Thank you in advance!
Recently, I'm tired of those theoretical parts on commuative algebra. So I hope that someone could recommend me some good textbooks on SINGULAR and Macaulay 2. And I'm wondering whether SINGULAR is better that Macaulay 2?
Thank you in advance!
Two remarks:
Macauly 2 and Singular share the same computational engine (singular) so none if them is "better" in any real sense
the best book+software combination I know of is COCOA plus the two volumes of "computational commutative algebra". My "issue" with the singular book is that it's too basic, and with the Macauly book that it's simply a compendium of articles, and not a real text book.

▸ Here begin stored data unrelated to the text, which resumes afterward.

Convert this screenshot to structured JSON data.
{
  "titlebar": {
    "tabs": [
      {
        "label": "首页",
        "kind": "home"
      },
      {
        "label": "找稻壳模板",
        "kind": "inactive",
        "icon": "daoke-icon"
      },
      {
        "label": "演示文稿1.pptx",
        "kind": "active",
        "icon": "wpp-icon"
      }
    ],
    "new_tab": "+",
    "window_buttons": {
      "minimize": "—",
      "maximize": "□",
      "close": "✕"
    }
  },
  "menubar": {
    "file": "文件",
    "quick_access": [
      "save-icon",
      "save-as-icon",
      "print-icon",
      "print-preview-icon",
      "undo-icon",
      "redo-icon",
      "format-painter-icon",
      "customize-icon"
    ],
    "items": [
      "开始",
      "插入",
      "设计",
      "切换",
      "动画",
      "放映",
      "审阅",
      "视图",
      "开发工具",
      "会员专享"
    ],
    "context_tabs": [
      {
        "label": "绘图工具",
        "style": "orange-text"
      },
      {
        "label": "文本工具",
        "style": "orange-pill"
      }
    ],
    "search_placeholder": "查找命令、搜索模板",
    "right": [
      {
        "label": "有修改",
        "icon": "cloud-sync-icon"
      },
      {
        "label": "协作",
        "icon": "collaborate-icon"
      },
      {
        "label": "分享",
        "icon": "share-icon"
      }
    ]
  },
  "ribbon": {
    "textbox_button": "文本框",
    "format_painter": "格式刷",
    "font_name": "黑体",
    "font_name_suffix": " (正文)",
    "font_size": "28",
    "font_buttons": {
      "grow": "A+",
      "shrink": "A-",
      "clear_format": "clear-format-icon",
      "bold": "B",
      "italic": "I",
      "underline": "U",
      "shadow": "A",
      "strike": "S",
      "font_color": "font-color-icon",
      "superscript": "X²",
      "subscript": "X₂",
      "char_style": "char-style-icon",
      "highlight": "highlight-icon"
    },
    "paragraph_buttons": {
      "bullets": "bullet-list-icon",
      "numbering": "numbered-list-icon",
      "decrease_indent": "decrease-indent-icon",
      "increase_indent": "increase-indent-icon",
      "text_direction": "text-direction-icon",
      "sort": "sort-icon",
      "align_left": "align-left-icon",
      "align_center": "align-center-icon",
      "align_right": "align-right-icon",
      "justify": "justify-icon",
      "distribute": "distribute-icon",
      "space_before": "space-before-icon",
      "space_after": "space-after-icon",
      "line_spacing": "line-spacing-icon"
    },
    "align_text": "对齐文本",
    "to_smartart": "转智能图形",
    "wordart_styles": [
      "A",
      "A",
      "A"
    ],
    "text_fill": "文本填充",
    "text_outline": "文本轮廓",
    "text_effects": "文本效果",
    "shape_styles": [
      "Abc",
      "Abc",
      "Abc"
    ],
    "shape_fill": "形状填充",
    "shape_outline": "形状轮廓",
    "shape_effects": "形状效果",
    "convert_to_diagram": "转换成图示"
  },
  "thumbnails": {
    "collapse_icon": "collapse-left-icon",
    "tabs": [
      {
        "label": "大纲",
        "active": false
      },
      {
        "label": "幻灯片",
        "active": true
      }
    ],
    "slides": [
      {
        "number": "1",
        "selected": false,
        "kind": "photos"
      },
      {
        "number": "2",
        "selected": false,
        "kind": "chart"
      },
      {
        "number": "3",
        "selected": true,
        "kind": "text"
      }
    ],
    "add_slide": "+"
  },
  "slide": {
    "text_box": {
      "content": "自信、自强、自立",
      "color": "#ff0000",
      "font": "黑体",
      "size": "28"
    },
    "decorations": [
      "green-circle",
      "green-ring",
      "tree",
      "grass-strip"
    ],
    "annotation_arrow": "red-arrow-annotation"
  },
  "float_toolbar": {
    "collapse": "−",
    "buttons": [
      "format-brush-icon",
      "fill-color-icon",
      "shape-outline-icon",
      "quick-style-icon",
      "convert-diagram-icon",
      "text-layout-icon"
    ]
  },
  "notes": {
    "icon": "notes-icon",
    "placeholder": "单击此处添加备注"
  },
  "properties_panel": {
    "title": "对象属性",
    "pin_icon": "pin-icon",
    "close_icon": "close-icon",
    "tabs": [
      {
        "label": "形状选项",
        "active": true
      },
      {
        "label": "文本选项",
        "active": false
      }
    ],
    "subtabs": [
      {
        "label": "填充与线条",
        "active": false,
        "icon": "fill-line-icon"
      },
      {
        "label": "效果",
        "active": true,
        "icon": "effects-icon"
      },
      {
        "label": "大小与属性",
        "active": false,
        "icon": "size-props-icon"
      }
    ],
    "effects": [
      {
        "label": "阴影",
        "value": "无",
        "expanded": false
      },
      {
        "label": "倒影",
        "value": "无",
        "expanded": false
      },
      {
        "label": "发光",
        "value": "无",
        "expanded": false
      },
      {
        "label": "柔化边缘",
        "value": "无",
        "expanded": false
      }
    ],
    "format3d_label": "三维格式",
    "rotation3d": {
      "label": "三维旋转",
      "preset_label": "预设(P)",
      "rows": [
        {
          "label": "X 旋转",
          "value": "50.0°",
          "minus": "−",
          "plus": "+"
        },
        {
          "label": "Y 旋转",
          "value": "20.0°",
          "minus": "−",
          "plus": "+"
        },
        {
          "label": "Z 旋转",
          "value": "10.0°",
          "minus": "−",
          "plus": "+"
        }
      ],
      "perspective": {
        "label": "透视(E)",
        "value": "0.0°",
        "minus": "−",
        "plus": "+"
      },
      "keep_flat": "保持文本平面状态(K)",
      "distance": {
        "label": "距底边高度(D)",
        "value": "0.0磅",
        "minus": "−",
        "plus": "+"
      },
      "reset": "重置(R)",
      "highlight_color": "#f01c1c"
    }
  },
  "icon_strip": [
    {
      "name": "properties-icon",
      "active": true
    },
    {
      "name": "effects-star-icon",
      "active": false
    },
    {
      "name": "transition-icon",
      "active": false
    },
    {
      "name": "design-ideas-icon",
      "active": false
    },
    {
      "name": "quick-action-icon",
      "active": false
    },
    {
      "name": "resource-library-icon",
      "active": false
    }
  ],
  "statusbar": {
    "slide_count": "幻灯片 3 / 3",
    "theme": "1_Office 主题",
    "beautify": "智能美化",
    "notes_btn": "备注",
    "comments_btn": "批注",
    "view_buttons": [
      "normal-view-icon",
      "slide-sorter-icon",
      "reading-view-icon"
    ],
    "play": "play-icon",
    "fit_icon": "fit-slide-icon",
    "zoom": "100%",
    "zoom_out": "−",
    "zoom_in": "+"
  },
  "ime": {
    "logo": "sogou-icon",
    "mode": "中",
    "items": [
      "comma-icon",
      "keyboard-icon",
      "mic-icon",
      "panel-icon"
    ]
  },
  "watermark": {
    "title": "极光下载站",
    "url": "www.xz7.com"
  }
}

It is not true that Singular and Macaulay 2 use the same "computational engine (singular)"
As far as books are concerned -
"Computational Algebraic Geometry'', by Hal Schenck is fantastic. Cambridge University Press, (2003).
http://www.amazon.com/Computational-Algebraic-Geometry-Mathematical-Society/dp/0521536502
In addition to the Macaulay 2 book, there's a book called "A Singular Introduction to Commutative Algebra" by Greuel and Pfister (developers of Singular). Both of these books are good for references, but the books by Cox, Little, and O'Shea are better for reading, I think.
I found this:
Computations in Algebraic Geometry with Macaulay 2
Series: Algorithms and Computation in Mathematics, Vol. 8 Eisenbud, D.; Grayson, D.R.; Stillman, M.; Sturmfels, B. (Eds.) 2002, XVI, 329 p., Hardcover ISBN: 978-3-540-42230-3
Which is available here: http://www.math.uiuc.edu/Macaulay2/Book/ComputationsBook/book/book.pdf
Also in the book: "Introduction to singularities and deformations" by Greuel, Lossen and Shustin, you can find a lot of material on Singular.